We also left a few books for the girls to read and over the course of a few meetings, compiled a list of positive and negative statements about TB that the goat game would be based around. The girls clearly study hard between meetings because they have been spouting some great information about TB health promotion, and it is obvious they are engaged in the subject. Some girls have started sharing stories they have heard about people with TB, and we have a growing group of grandmothers sitting on the sidelines, who appear to be paying attention to what we are saying, in between looking after children, collecting water and gossiping about the neighbours. The plan is that once finished the game will be played in the courtyard, to consolidate the knowledge the group has gathered and to start to raise awareness in the community about TB, before we move onto the next phase of the project where we will carry out a small community study on TB symptoms and awareness.
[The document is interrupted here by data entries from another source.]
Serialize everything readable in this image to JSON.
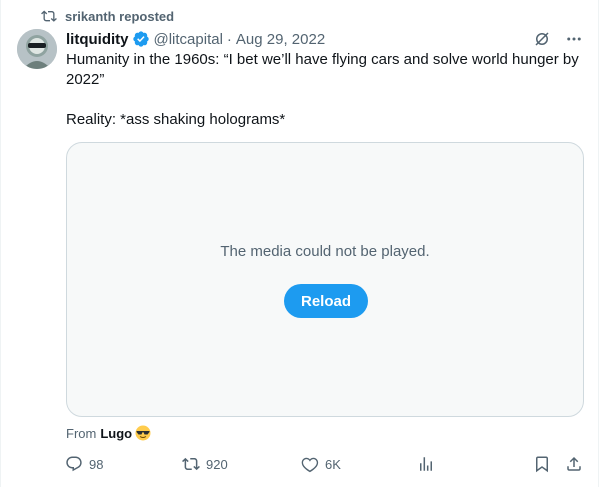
{
  "repost": {
    "label": "srikanth reposted",
    "icon": "repost-icon"
  },
  "author": {
    "name": "litquidity",
    "handle": "@litcapital",
    "separator": "·",
    "date": "Aug 29, 2022",
    "verified_color": "#1d9bf0"
  },
  "tweet": {
    "line1": "Humanity in the 1960s: “I bet we’ll have flying cars and solve world hunger by 2022”",
    "line2": "Reality: *ass shaking holograms*"
  },
  "media": {
    "message": "The media could not be played.",
    "reload_label": "Reload",
    "accent": "#1d9bf0"
  },
  "source": {
    "prefix": "From",
    "app": "Lugo"
  },
  "stats": {
    "replies": "98",
    "reposts": "920",
    "likes": "6K"
  }
}
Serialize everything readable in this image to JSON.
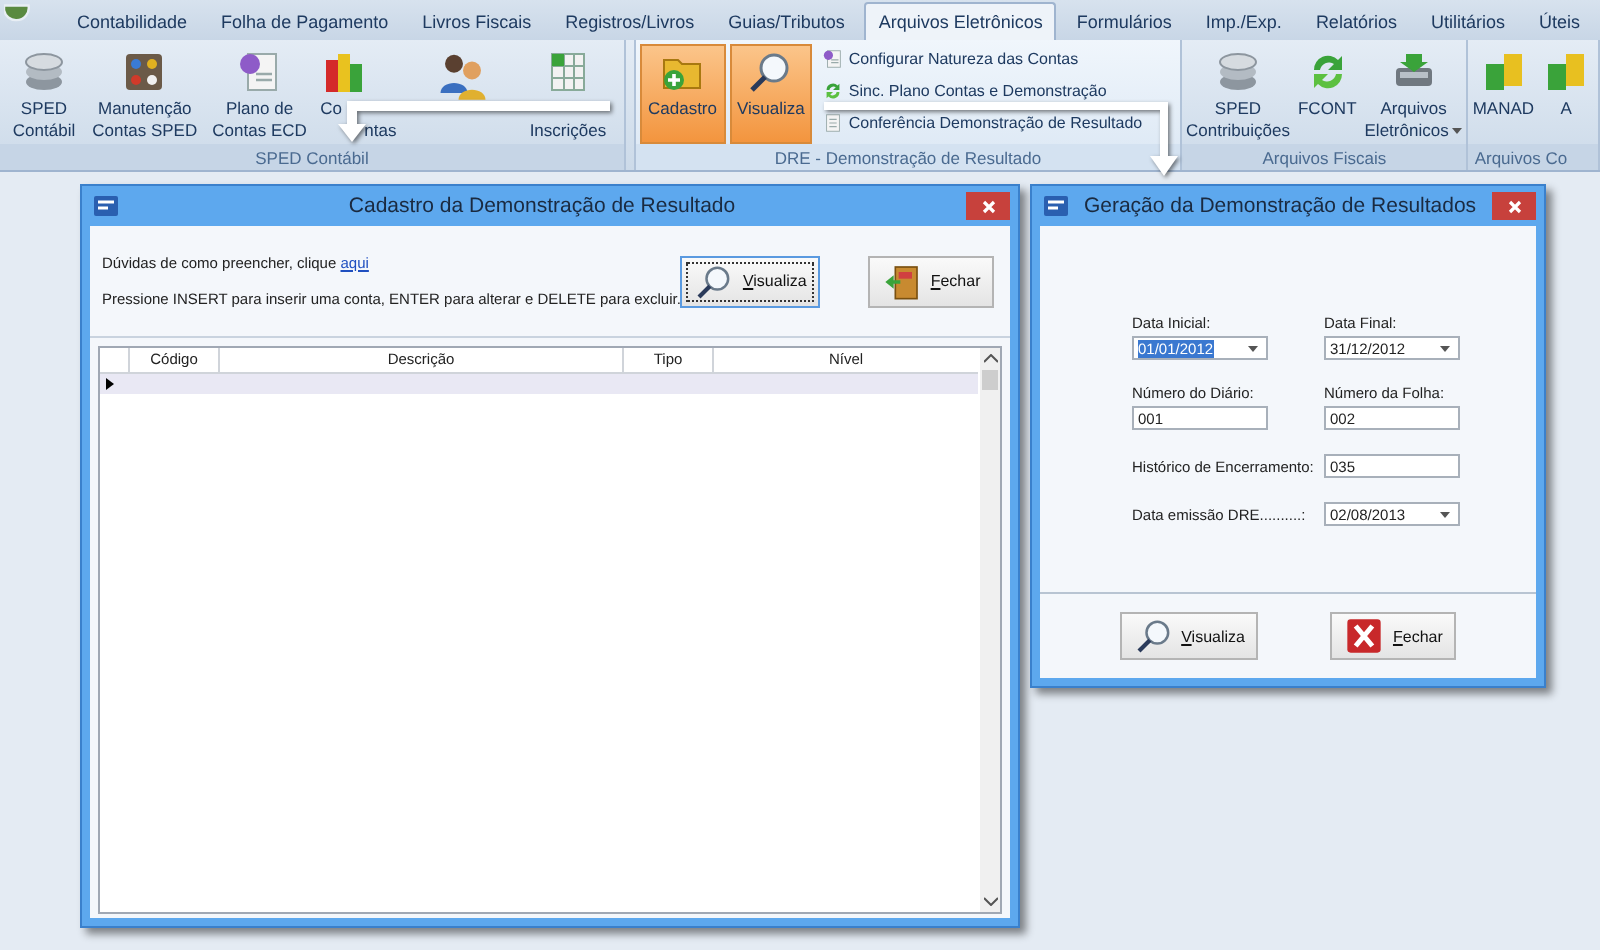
{
  "app_tabs": [
    {
      "label": "Contabilidade",
      "selected": false
    },
    {
      "label": "Folha de Pagamento",
      "selected": false
    },
    {
      "label": "Livros Fiscais",
      "selected": false
    },
    {
      "label": "Registros/Livros",
      "selected": false
    },
    {
      "label": "Guias/Tributos",
      "selected": false
    },
    {
      "label": "Arquivos Eletrônicos",
      "selected": true
    },
    {
      "label": "Formulários",
      "selected": false
    },
    {
      "label": "Imp./Exp.",
      "selected": false
    },
    {
      "label": "Relatórios",
      "selected": false
    },
    {
      "label": "Utilitários",
      "selected": false
    },
    {
      "label": "Úteis",
      "selected": false
    }
  ],
  "ribbon": {
    "groups": [
      {
        "title": "SPED Contábil",
        "active": false,
        "large_items": [
          {
            "line1": "SPED",
            "line2": "Contábil"
          },
          {
            "line1": "Manutenção",
            "line2": "Contas SPED"
          },
          {
            "line1": "Plano de",
            "line2": "Contas ECD"
          },
          {
            "line1": "Co",
            "line2": "ntas"
          },
          {
            "kind": "icon"
          },
          {
            "line2": "Inscrições"
          }
        ]
      },
      {
        "title": "DRE - Demonstração de Resultado",
        "active": true,
        "large_items": [
          {
            "line1": "Cadastro",
            "highlighted": true
          },
          {
            "line1": "Visualiza",
            "highlighted": true
          }
        ],
        "small_items": [
          {
            "label": "Configurar Natureza das Contas"
          },
          {
            "label": "Sinc. Plano Contas e Demonstração"
          },
          {
            "label": "Conferência Demonstração de Resultado"
          }
        ]
      },
      {
        "title": "Arquivos Fiscais",
        "active": false,
        "large_items": [
          {
            "line1": "SPED",
            "line2": "Contribuições"
          },
          {
            "line1": "FCONT"
          },
          {
            "line1": "Arquivos",
            "line2": "Eletrônicos",
            "dropdown": true
          }
        ]
      },
      {
        "title": "Arquivos Co",
        "active": false,
        "large_items": [
          {
            "line1": "MANAD"
          },
          {
            "line1": "A"
          }
        ]
      }
    ]
  },
  "cadastro_window": {
    "title": "Cadastro da Demonstração de Resultado",
    "help_text": "Dúvidas de como preencher, clique ",
    "help_link": "aqui",
    "instructions": "Pressione INSERT para inserir uma conta, ENTER para alterar e DELETE para excluir.",
    "buttons": [
      {
        "label": "Visualiza",
        "focused": true
      },
      {
        "label": "Fechar",
        "focused": false
      }
    ],
    "table": {
      "columns": [
        "Código",
        "Descrição",
        "Tipo",
        "Nível"
      ],
      "rows": [
        {
          "current": true
        }
      ]
    }
  },
  "geracao_window": {
    "title": "Geração da Demonstração de Resultados",
    "fields": [
      {
        "label": "Data Inicial:",
        "value": "01/01/2012",
        "kind": "dropdown",
        "text_selected": true
      },
      {
        "label": "Data Final:",
        "value": "31/12/2012",
        "kind": "dropdown",
        "text_selected": false
      },
      {
        "label": "Número do Diário:",
        "value": "001",
        "kind": "text",
        "text_selected": false
      },
      {
        "label": "Número da Folha:",
        "value": "002",
        "kind": "text",
        "text_selected": false
      },
      {
        "label": "Histórico de Encerramento:",
        "value": "035",
        "kind": "text",
        "text_selected": false
      },
      {
        "label": "Data emissão DRE..........:",
        "value": "02/08/2013",
        "kind": "dropdown",
        "text_selected": false
      }
    ],
    "buttons": [
      {
        "label": "Visualiza",
        "focused": false
      },
      {
        "label": "Fechar",
        "focused": false
      }
    ]
  }
}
We have also been continuing with our English lessons although they are not going exactly to plan (I take my hat off to all English teachers, and curse the Scottish education system for not teaching us English grammar). Last week we drew a chalk body on the ground and labelled it in Hindi and English. Well that was the idea, but the Hindi quickly got dropped and the class dissolved into hilarity over my confident announcement that the Hindi word for toes was ‘ungli ka pairs'(translates as the feet of the fingers). It transpired the next week that the girls had remembered none of the English body parts we had learned and so we stepped it down a little, playing ‘heads shoulders knees and toes’ until they could remember the words. I’ve been testing them since, and the song seems to have worked!
We are now frantically trying to complete the construction of the goat game, which needs to be done faster than intended thanks to the announcement that six of the girls will be leaving for summer holidays. Until the end of July. With my British plans waylaid I was sure that would be the end of the project and we would call it a day after the goat game was played. However Masarrat is clearly made of stronger stuff than I am and, after looking at me like I was crazy when I seemed a tiny bit stressed out that 75 percent of our group are disappearing, stated that we would continue as before, with the people we have left. Hurray for the Indian ability to roll with the punches!!